The unique ability of influenza A virus to enhance the infectivity of neo-coronaviruses suggests that this influenza virus is a key pathogen to be prevented and controlled during the current neo-coronavirus pandemic, and if prevention and control are not done well, people could experience a double whammy of both viruses.
Complementary strengths give birth to new species
In addition to competing or cooperating as separate species, different viruses may "spark a love affair" when they meet in a cell, exchanging genetic material or fusing to produce a new virus.
Viral fusions are more common in homologous viruses. Hepatitis D virus (HDV) is a defective virus that cannot replicate on its own and cannot invade the body on its own, but must be combined with hepatitis B virus (HBV) or HBV first before it can invade the body. Because HDV must rely on the shell of HBV to form its own shell, it can be assembled into a complete HDV, which can then replicate and infect humans. When coronaviruses of the same species spread between animals and populations, genetic exchange and fusion occurs, giving birth to novel coronaviruses; influenza viruses also often fuse with each other, resulting in a variety of mutant viruses. These are all examples of fusion of homologous viruses leading to increased strength.

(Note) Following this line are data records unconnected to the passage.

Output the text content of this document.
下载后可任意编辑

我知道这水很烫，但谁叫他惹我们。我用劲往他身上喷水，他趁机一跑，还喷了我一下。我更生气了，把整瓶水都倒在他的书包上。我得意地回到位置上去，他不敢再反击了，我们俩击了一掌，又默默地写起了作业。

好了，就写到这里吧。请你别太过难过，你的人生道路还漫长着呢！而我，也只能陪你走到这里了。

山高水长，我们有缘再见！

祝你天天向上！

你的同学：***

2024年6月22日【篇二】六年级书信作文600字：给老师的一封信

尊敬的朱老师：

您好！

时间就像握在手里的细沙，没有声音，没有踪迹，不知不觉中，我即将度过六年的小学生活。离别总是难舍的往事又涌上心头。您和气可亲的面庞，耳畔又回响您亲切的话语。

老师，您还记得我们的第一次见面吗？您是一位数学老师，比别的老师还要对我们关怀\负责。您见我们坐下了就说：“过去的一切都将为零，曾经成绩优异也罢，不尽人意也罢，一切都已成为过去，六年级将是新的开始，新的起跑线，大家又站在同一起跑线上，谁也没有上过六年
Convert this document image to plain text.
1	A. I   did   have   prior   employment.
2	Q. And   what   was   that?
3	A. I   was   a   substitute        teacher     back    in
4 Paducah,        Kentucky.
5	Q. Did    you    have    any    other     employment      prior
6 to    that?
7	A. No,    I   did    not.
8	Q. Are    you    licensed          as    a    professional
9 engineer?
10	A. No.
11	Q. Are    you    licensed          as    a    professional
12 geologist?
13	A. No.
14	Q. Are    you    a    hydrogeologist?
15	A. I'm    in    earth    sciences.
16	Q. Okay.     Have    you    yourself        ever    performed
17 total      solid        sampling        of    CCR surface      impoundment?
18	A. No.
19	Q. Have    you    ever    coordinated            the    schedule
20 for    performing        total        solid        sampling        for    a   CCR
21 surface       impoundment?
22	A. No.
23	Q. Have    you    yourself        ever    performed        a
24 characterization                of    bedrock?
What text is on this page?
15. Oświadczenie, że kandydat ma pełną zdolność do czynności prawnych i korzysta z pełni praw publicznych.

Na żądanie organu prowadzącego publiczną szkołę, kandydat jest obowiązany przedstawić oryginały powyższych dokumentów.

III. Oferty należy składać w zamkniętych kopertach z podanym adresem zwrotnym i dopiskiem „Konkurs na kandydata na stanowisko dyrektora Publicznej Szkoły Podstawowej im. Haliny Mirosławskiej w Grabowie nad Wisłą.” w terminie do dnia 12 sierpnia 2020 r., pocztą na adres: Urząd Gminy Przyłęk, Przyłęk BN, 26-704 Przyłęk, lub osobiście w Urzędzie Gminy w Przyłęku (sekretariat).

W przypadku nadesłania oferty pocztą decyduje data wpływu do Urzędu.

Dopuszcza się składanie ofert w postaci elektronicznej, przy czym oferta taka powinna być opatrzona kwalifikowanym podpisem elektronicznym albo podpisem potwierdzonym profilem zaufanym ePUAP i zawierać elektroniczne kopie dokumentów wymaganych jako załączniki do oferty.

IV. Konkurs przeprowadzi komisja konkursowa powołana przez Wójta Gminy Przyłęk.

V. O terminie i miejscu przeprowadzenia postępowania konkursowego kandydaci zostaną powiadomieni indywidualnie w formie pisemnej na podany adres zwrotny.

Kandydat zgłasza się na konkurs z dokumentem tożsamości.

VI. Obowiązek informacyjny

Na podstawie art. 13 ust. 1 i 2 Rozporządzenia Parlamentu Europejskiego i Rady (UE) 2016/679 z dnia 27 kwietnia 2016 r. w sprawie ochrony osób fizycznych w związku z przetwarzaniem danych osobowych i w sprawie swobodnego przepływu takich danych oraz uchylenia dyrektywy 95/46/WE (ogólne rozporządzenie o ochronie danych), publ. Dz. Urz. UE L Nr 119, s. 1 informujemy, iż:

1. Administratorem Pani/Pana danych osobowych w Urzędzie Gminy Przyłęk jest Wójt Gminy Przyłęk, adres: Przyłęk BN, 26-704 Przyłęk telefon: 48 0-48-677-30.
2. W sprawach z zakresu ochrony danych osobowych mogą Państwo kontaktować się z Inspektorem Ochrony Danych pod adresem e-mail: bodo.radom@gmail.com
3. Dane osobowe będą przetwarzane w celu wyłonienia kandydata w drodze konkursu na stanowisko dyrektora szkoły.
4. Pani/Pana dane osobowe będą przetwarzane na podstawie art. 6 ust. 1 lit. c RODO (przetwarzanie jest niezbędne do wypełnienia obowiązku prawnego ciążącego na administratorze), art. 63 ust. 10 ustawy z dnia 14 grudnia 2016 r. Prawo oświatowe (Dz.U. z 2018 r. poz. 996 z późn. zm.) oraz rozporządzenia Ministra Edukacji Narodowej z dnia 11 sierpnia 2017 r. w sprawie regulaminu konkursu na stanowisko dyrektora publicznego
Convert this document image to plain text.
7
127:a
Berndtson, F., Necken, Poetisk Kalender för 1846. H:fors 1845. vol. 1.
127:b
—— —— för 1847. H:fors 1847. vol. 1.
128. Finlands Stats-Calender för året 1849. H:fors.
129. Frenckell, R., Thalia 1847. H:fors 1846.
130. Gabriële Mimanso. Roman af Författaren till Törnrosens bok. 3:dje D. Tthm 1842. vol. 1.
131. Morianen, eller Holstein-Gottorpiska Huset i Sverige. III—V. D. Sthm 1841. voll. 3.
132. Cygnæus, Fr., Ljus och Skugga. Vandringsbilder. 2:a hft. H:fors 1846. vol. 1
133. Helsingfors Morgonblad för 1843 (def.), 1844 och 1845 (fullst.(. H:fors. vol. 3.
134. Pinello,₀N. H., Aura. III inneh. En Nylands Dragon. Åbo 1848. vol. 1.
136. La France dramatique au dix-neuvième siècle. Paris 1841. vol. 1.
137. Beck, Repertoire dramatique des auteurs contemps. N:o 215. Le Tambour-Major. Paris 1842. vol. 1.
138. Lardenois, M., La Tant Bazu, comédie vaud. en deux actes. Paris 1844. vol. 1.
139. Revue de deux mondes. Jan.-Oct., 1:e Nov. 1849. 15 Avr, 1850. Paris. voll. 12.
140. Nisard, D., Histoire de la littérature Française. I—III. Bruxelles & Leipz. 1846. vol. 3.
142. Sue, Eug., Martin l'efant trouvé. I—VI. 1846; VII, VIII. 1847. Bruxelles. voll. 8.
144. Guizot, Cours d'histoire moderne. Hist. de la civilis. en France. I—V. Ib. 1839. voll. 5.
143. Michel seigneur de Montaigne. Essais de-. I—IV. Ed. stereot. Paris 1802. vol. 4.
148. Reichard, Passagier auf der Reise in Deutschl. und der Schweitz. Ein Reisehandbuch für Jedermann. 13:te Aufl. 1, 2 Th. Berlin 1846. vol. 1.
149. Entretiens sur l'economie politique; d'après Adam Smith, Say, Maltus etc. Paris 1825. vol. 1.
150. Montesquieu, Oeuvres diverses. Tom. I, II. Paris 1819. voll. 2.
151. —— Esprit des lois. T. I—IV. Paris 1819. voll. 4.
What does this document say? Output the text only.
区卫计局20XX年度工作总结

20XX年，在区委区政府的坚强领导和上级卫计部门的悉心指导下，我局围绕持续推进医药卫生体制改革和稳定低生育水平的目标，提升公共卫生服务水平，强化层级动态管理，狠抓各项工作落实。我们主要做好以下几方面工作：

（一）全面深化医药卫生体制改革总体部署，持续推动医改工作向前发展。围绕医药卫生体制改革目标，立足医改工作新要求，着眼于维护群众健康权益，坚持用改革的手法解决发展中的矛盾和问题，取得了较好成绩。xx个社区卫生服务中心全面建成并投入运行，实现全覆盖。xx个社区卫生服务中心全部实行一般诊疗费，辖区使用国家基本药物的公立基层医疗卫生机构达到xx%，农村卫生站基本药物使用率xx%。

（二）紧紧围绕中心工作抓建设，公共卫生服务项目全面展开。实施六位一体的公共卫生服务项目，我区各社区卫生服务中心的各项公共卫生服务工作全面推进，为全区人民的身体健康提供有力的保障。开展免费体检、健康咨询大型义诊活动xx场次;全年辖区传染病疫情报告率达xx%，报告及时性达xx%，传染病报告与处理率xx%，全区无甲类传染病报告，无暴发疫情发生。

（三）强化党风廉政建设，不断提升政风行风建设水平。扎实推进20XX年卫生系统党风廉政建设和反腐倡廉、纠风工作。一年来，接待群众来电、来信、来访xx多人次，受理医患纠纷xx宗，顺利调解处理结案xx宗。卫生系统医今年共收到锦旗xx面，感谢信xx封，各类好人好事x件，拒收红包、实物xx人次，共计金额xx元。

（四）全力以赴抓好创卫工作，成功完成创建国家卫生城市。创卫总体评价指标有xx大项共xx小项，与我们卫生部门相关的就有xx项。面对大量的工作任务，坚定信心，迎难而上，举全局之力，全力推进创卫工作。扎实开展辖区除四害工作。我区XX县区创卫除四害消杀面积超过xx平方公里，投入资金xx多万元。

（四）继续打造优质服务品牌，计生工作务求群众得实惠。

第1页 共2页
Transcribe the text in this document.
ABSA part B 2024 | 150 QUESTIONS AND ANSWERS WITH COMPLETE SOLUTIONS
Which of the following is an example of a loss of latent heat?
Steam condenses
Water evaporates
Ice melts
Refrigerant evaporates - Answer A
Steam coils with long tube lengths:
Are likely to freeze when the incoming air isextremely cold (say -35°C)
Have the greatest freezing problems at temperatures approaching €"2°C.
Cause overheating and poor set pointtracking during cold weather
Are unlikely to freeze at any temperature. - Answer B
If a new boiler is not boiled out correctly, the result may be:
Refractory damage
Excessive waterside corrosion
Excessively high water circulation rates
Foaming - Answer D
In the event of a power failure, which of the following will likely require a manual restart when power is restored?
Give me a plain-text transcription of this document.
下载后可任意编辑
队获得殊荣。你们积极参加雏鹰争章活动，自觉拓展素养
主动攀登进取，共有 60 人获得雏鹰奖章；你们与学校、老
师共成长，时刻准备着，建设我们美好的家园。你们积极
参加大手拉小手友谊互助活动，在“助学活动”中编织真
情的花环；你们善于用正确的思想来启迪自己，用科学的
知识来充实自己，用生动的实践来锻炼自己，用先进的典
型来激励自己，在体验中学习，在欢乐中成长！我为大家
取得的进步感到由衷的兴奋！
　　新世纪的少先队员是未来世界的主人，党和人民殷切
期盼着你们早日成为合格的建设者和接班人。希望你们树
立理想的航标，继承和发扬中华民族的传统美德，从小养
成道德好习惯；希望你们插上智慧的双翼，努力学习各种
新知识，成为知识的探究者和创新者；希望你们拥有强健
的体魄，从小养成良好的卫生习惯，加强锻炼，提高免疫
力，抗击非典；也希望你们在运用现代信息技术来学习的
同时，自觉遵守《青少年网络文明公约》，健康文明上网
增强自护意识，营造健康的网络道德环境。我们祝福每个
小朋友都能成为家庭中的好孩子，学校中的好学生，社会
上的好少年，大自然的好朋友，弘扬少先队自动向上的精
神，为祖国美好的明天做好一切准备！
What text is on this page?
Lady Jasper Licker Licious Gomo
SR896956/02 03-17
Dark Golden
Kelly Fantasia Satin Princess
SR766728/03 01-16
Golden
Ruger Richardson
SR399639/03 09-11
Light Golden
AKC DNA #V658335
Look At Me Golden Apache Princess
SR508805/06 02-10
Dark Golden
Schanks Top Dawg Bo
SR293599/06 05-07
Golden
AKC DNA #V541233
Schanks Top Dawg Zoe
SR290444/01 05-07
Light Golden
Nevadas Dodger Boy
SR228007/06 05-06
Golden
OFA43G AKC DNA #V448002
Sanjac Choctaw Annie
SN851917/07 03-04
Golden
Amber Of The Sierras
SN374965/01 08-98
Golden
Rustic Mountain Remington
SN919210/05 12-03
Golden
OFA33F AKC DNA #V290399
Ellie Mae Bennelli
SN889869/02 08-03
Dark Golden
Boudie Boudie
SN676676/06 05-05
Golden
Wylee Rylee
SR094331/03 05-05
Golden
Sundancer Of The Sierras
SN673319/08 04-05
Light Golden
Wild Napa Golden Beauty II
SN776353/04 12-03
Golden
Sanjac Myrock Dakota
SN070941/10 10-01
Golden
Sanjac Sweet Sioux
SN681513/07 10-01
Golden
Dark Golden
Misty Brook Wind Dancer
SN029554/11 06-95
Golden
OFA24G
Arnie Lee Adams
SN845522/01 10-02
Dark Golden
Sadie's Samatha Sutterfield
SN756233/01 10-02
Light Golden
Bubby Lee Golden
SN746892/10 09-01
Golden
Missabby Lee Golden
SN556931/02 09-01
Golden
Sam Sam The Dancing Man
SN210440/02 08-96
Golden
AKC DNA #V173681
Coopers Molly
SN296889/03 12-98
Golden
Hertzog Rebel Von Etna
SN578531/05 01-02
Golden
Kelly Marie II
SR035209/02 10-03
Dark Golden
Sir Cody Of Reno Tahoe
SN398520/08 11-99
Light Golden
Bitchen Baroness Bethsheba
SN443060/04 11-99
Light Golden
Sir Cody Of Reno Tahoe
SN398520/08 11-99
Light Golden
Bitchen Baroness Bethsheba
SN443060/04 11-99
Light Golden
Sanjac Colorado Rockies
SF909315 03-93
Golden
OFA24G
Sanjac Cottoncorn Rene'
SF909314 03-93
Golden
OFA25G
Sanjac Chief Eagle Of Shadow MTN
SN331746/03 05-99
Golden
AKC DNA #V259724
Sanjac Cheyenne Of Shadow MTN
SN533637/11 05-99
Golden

However, experiments have shown that fusion can also occur between different kinds of viruses. A team from the University of Glasgow, UK, transferred two common human respiratory viruses, influenza A virus and respiratory syncytial virus, into human alveolar cells cultured in vitro and then used electron microscopy to observe the survival of the viruses. They found that the two viruses coexisted peacefully in some alveolar cells, and, by looking closely and classifying these viruses, they also identified a third virus - a chimeric virus that has some structural features of both influenza A virus and respiratory syncytial virus.
The new virus contains gene fragments of both viruses and even expresses surface receptors for both viruses. The new virus was so structurally intact and powerful that when the researchers used the new virus to infect cells that had already been exposed to the influenza A virus and developed resistance, it still successfully attacked the cells. This means that the new virus has the "key" to enter the cell for both the influenza A virus and the respiratory syncytial virus, and when one fails, the other can be used as well, thus making it more powerful than the ancestor of the virus.
Although the above experimental results are mostly simulations or calculations, there are possibilities in life, for example, in winter when the human immune system is weakened and viruses are active, a person may be infected with two or even more viruses at the same time. When the time comes, it is not up to humans to decide what the virus will become. In order to deal with various situations and even new epidemics, we must accelerate the pace of research.